To say that South Carolina basketball coach Frank Martin has achieved the seemingly impossible this year by leading the Gamecocks to its first Final Four in school history is an understatement.
South Carolina fans have enjoyed complete and total bliss for more than a week as they’ve watched the Gamecocks’ stunning upset and knock out of Duke, a complete pounding of Baylor and an impressive win over No. 4 Florida to head to its first ever Final Four on Saturday, April 1.
Ironically, it’s April Fool’s Day.
But Coach Martin is no fool.
In fact, he has shown such determination and love for his team, Gamecock fans, the college and the entire state of South Carolina that, for many people in the Palmetto State, he has already proven that he is a national champion.
Is he an outstanding basketball coach?
Absolutely. There is no doubt about that.
However, he is also a very confident and intelligent leader that is helping to make South Carolina look very good in the national spotlight.

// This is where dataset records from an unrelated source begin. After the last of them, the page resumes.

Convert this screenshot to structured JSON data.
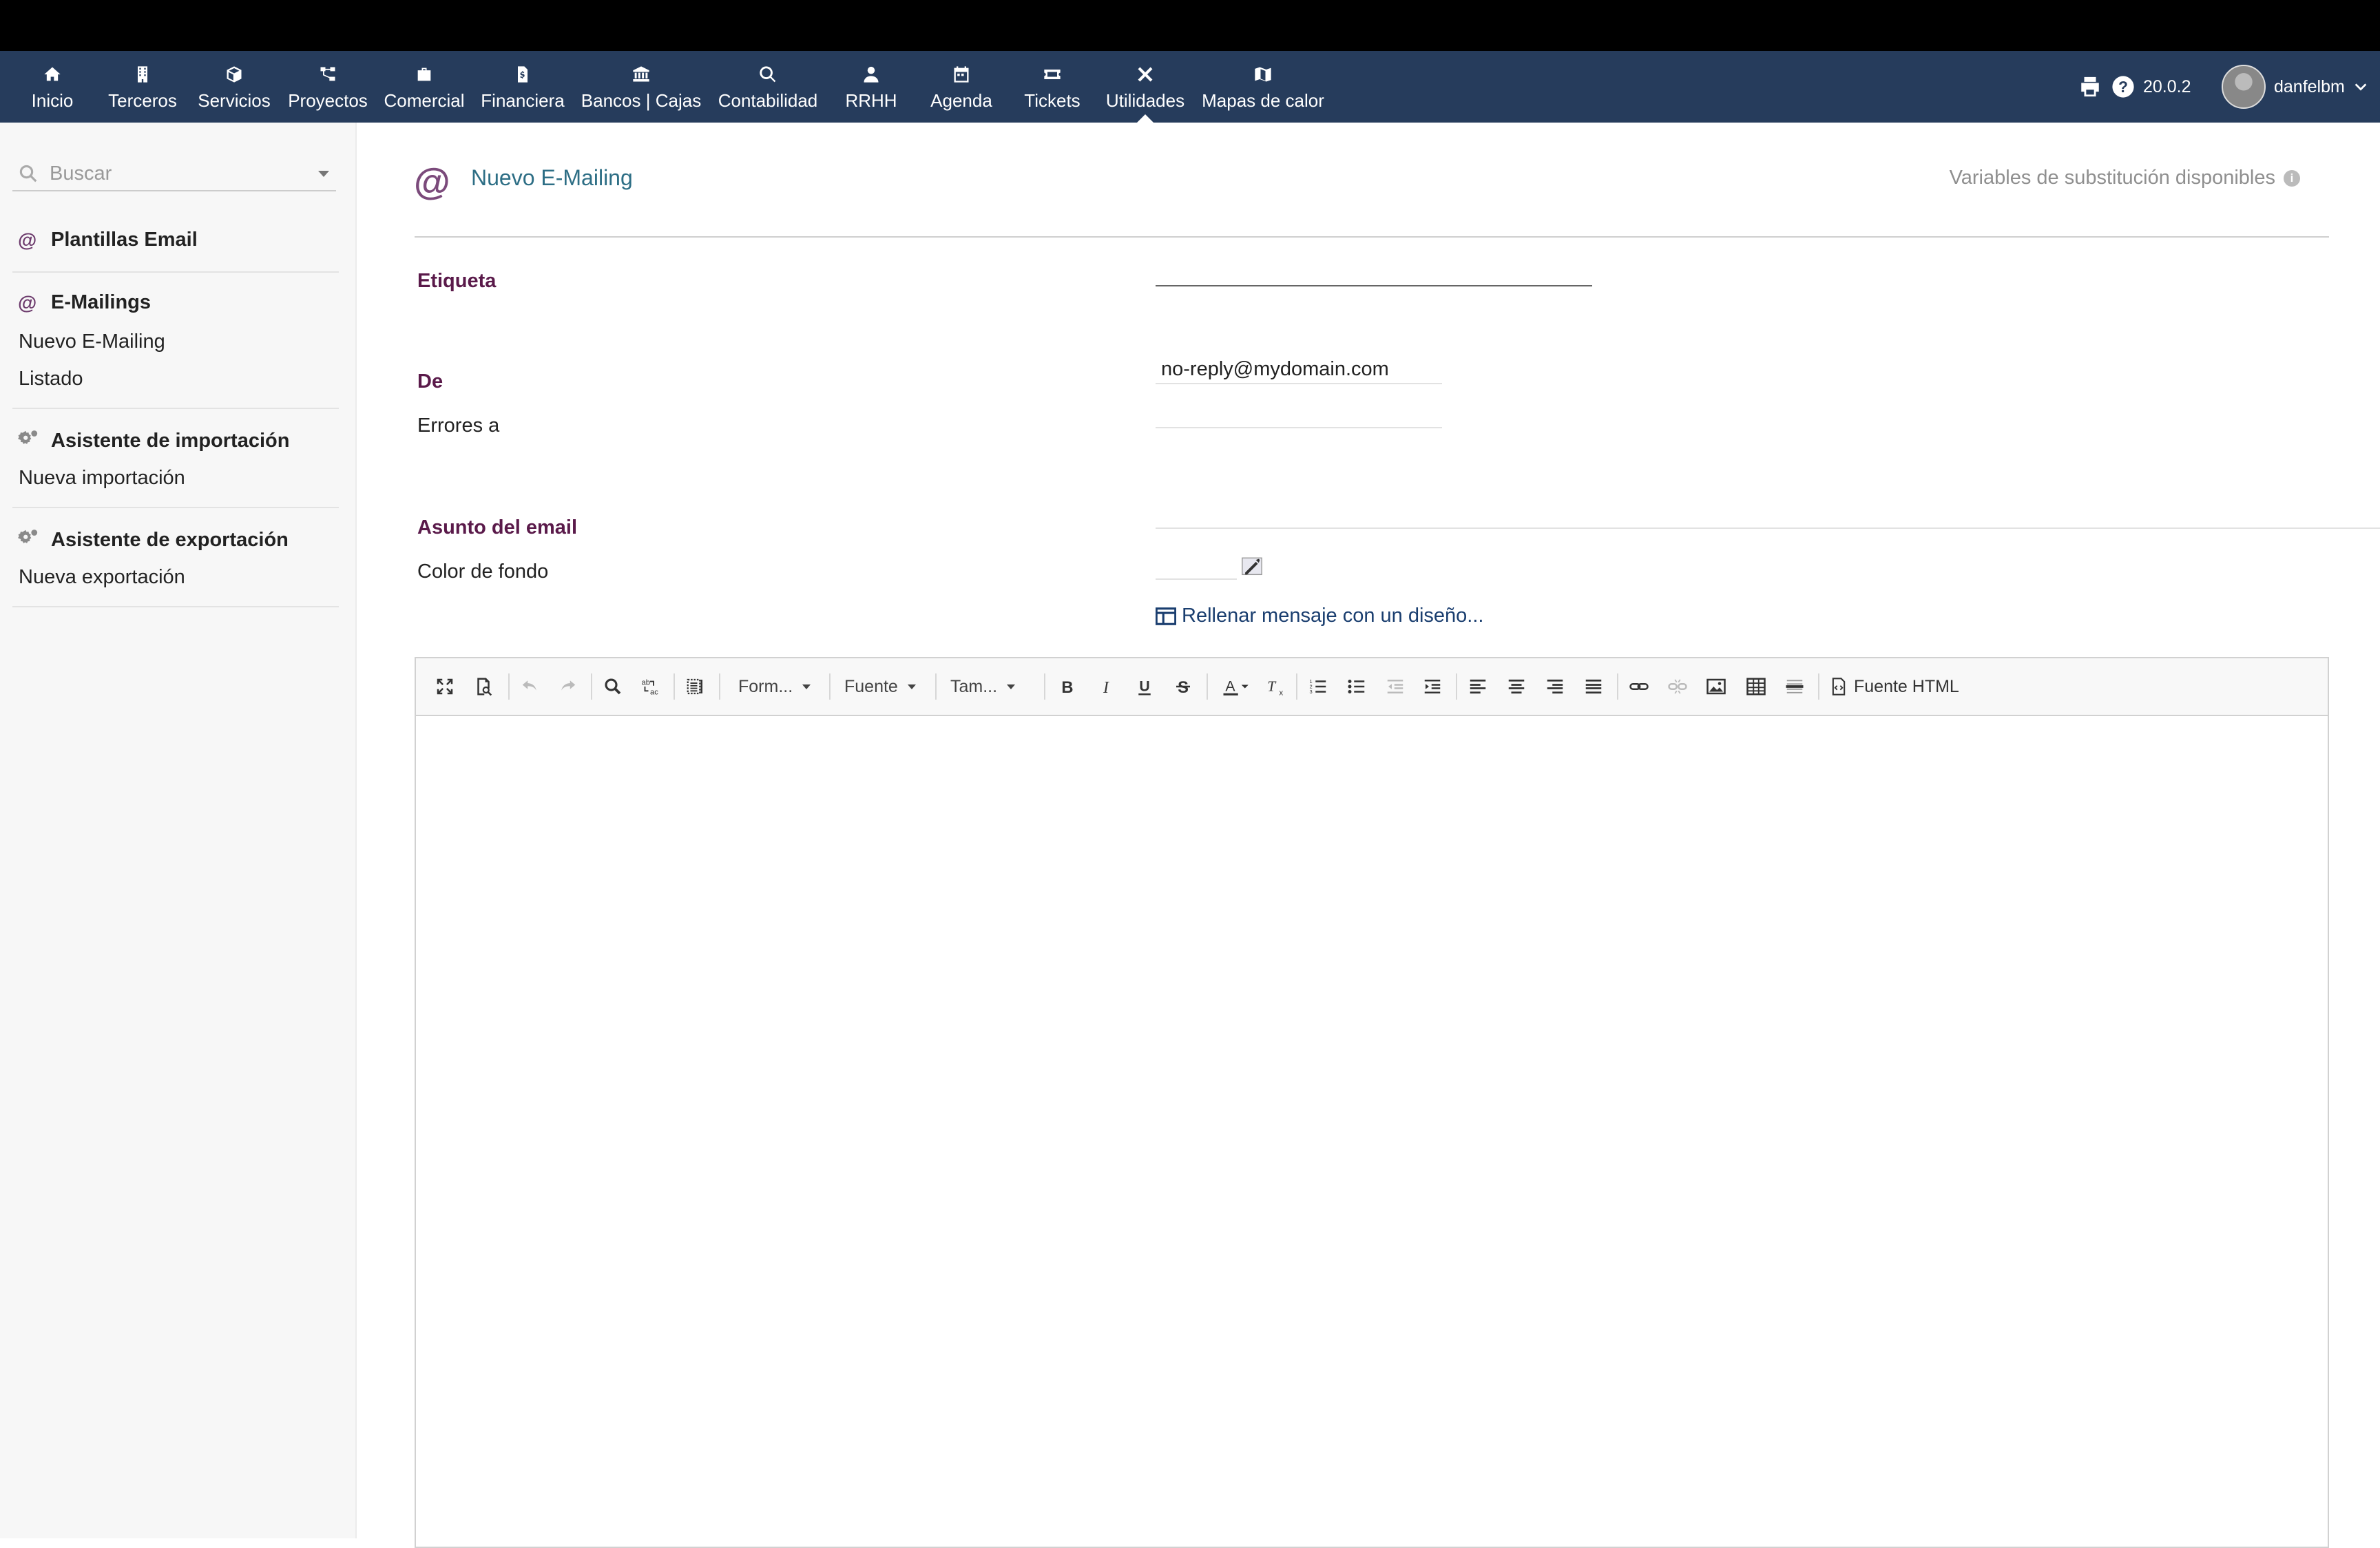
{
  "nav": {
    "items": [
      {
        "label": "Inicio",
        "icon": "home-icon"
      },
      {
        "label": "Terceros",
        "icon": "building-icon"
      },
      {
        "label": "Servicios",
        "icon": "cube-icon"
      },
      {
        "label": "Proyectos",
        "icon": "sitemap-icon"
      },
      {
        "label": "Comercial",
        "icon": "suitcase-icon"
      },
      {
        "label": "Financiera",
        "icon": "invoice-icon"
      },
      {
        "label": "Bancos | Cajas",
        "icon": "bank-icon"
      },
      {
        "label": "Contabilidad",
        "icon": "search-dollar-icon"
      },
      {
        "label": "RRHH",
        "icon": "user-tie-icon"
      },
      {
        "label": "Agenda",
        "icon": "calendar-icon"
      },
      {
        "label": "Tickets",
        "icon": "ticket-icon"
      },
      {
        "label": "Utilidades",
        "icon": "tools-icon",
        "active": true
      },
      {
        "label": "Mapas de calor",
        "icon": "map-icon"
      }
    ],
    "version": "20.0.2",
    "username": "danfelbm"
  },
  "sidebar": {
    "search_placeholder": "Buscar",
    "sections": [
      {
        "title": "Plantillas Email",
        "icon": "at-icon",
        "links": []
      },
      {
        "title": "E-Mailings",
        "icon": "at-icon",
        "links": [
          "Nuevo E-Mailing",
          "Listado"
        ]
      },
      {
        "title": "Asistente de importación",
        "icon": "cogs-icon",
        "links": [
          "Nueva importación"
        ]
      },
      {
        "title": "Asistente de exportación",
        "icon": "cogs-icon",
        "links": [
          "Nueva exportación"
        ]
      }
    ]
  },
  "page": {
    "title": "Nuevo E-Mailing",
    "at_symbol": "@",
    "vars_link": "Variables de substitución disponibles",
    "info_icon_text": "i"
  },
  "form": {
    "etiqueta_label": "Etiqueta",
    "etiqueta_value": "",
    "de_label": "De",
    "de_value": "no-reply@mydomain.com",
    "errores_label": "Errores a",
    "errores_value": "",
    "asunto_label": "Asunto del email",
    "asunto_value": "",
    "color_label": "Color de fondo",
    "design_link": "Rellenar mensaje con un diseño..."
  },
  "editor": {
    "format_label": "Form...",
    "font_label": "Fuente",
    "size_label": "Tam...",
    "source_label": "Fuente HTML",
    "content": ""
  },
  "colors": {
    "navbar": "#263c5c",
    "required_label": "#5a1a4a",
    "title": "#2d6e85"
  }
}
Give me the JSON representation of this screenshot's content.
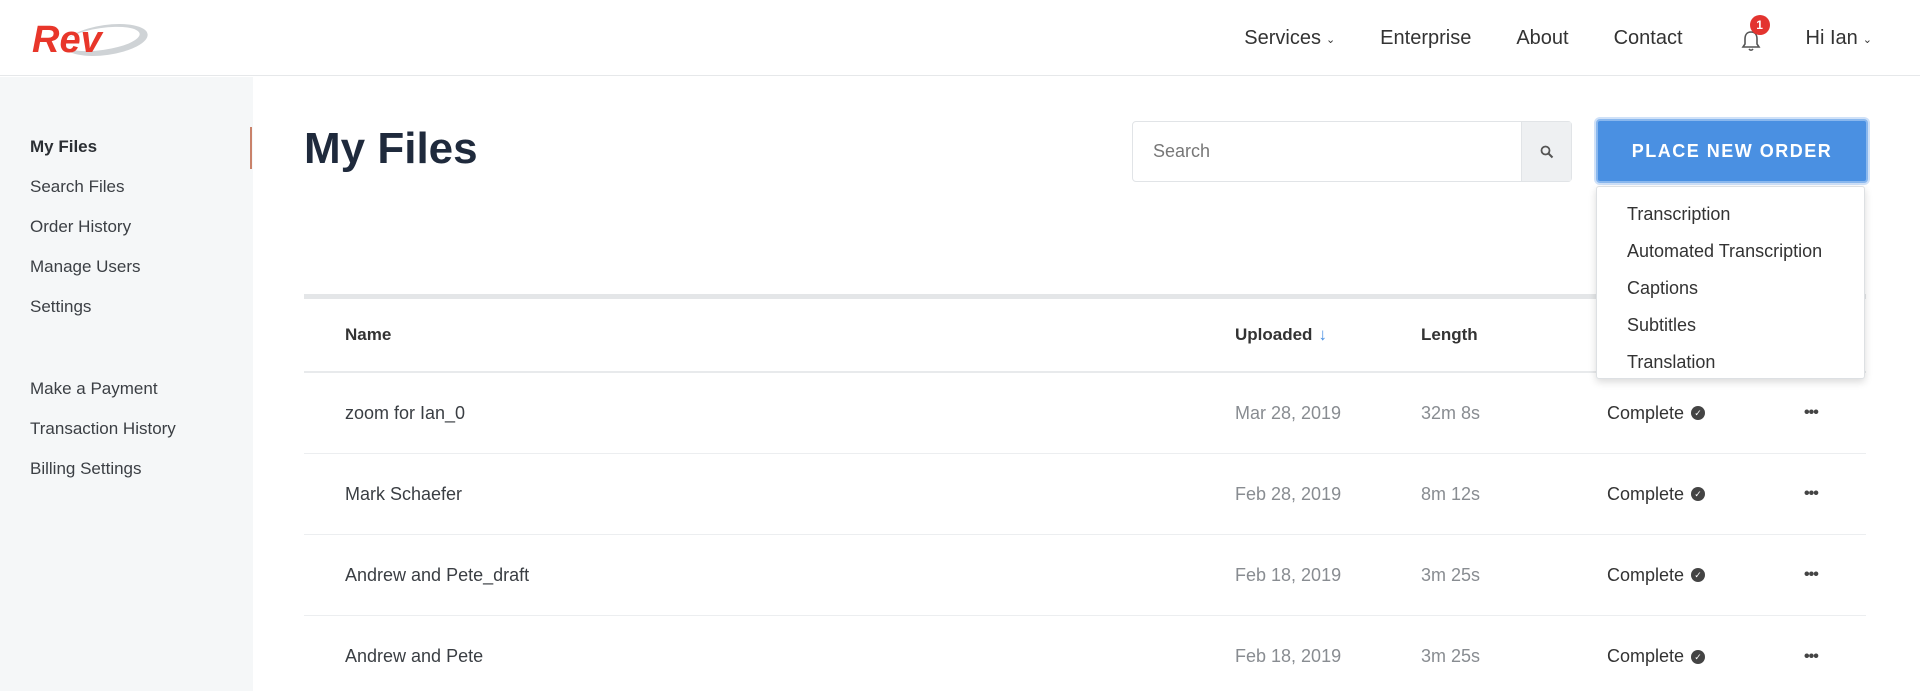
{
  "header": {
    "logo_text": "Rev",
    "nav": [
      {
        "label": "Services",
        "has_chevron": true
      },
      {
        "label": "Enterprise"
      },
      {
        "label": "About"
      },
      {
        "label": "Contact"
      }
    ],
    "notifications_count": "1",
    "user_menu": "Hi Ian"
  },
  "sidebar": {
    "primary": [
      {
        "label": "My Files",
        "active": true
      },
      {
        "label": "Search Files"
      },
      {
        "label": "Order History"
      },
      {
        "label": "Manage Users"
      },
      {
        "label": "Settings"
      }
    ],
    "billing": [
      {
        "label": "Make a Payment"
      },
      {
        "label": "Transaction History"
      },
      {
        "label": "Billing Settings"
      }
    ]
  },
  "main": {
    "title": "My Files",
    "search": {
      "placeholder": "Search",
      "value": ""
    },
    "order_button": "PLACE NEW ORDER",
    "order_menu": [
      "Transcription",
      "Automated Transcription",
      "Captions",
      "Subtitles",
      "Translation"
    ],
    "table": {
      "columns": {
        "name": "Name",
        "uploaded": "Uploaded",
        "length": "Length",
        "sort_indicator": "↓"
      },
      "rows": [
        {
          "name": "zoom for Ian_0",
          "uploaded": "Mar 28, 2019",
          "length": "32m 8s",
          "status": "Complete"
        },
        {
          "name": "Mark Schaefer",
          "uploaded": "Feb 28, 2019",
          "length": "8m 12s",
          "status": "Complete"
        },
        {
          "name": "Andrew and Pete_draft",
          "uploaded": "Feb 18, 2019",
          "length": "3m 25s",
          "status": "Complete"
        },
        {
          "name": "Andrew and Pete",
          "uploaded": "Feb 18, 2019",
          "length": "3m 25s",
          "status": "Complete"
        }
      ],
      "more_label": "•••"
    }
  },
  "colors": {
    "brand_red": "#e8362a",
    "accent_blue": "#4a90e2",
    "badge_red": "#e3342f"
  }
}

For instance, after South Carolina’s incredible defeat of No. 2 seed, Duke, on March 19, that win should have been all that was on reporters’ minds during his post-game news conference.
The Gamecocks had just upset Duke, one of the winningest schools in college basketball history, led by Coach Mike Krzyzewski, who also happens to be the winningest coach in college basketball history.
It’s safe to say, it was a pretty big win for Martin and the Gamecocks.
But like many national events held in the South, there was controversy outside the game and the stadium that had also caught the nation’s eye.
Prior to the game, a small group of protesters flew a large Confederate flag on top of a parking garage next to the Greenville, S.C. arena that was hosting the NCAA Tournament games last weekend.
Of course, the huge Confederate flag was reportedly raised from the back of a pickup truck where fans entering the arena could clearly see it.
It didn’t take long for Greenville police to ask the truck and its giant flag to move away from the edge of the parking garage.
Apparently, the police said it was a public safety concern because the high winds could cause the flag to tip over, according to the Associated Press.
The appearance of a Confederate flag at the NCAA Tournament games in Greenville was definitely unfortunate because the NCAA had recently lifted its ban against holding championship games in the Palmetto State less than two years ago.
Back in 2002, the NCAA pulled events from that state because of the Confederate flag was flying on the Statehouse grounds.
Following the massacre of nine African-American members of a Charleston church by murderer Dylann Roof, who had frequently been pictured with the Confederate flag, South Carolina lawmakers agreed to remove the flag from the Statehouse grounds in 2015.
Finally, South Carolina was once again being viewed as a progressive state.
In fact, Greenville was selected as the site for the tournament only after the NCAA decided to remove the games from Greensboro, N.C. due to the HB2 bill, which limits protections offered to lesbian, gay, bisexual, and transgender (LGBT) individuals.
It seemed like South Carolina was making some headway, but then the nation watched as a handful of protestors decided it was a good idea to display a huge Confederate flag prior to the NCAA Tournament games in Greenville.
Needless to say, NCAA senior vice president of basketball Dan Gavitt wasn’t happy.
“The NCAA is proud and excited to host championships in the state of South Carolina once again,” Gavitt said in a statement released by the NCAA. “We are committed to assuring that our events are safe and accessible to all. No symbols that compromise that commitment will be permitted to be displayed on venue property that the tournament controls.”
So when it came time for South Carolina Coach Frank Martin to celebrate and talk about his team’s stunning upset of Duke to the national press last weekend, he was also asked about the Confederate flag seen flying outside the arena prior to the game.
Now, many coaches across the country would have probably lost their cool and barked an answer like, “I’m here to talk about basketball, not politics.”
Or they would’ve tried to dance around such a racially charged topic like the Confederate flag.
Instead, Martin spoke his mind.
“It’s unfortunate, but it’s America,” Martin told the national media. “You think we all agree on everything? Our state is united. Our state believes in peace and harmony. That’s why this event is being held in our state right now. Our state is progressive. Our state has incredible people that are about moving forward. But it’s America. We have freedoms. People have freedoms to do whatever they want to do with themselves and their property. It is what it is.”
But he didn’t stop there.
“There are things out there that I don’t like. But I can’t force people to do what I want them to do,” Martin said. “All I know is this unbelievable university and state has taken in a son of Cuban immigrants that’s married to a Jamaican woman, has mixed kids, and they’ve treated me like I’m one of their own from day one.”
All of a sudden, Martin turned what could have been a terribly ugly moment for South Carolina to a major highlight of the evening.
A highlight that was really equivalent to the Gamecocks’ win over Duke.
“I wouldn’t want to coach in any other state or with any other group of people, for any other bosses than the ones I’ve got,” Martin said. “Our alums, our community is a beautiful, beautiful place. It’s a united state.”
Bravo, Coach Martin. You have done the Palmetto State extremely proud — both on and off the court.
The best of luck to you and the Gamecocks in the Final Four this weekend.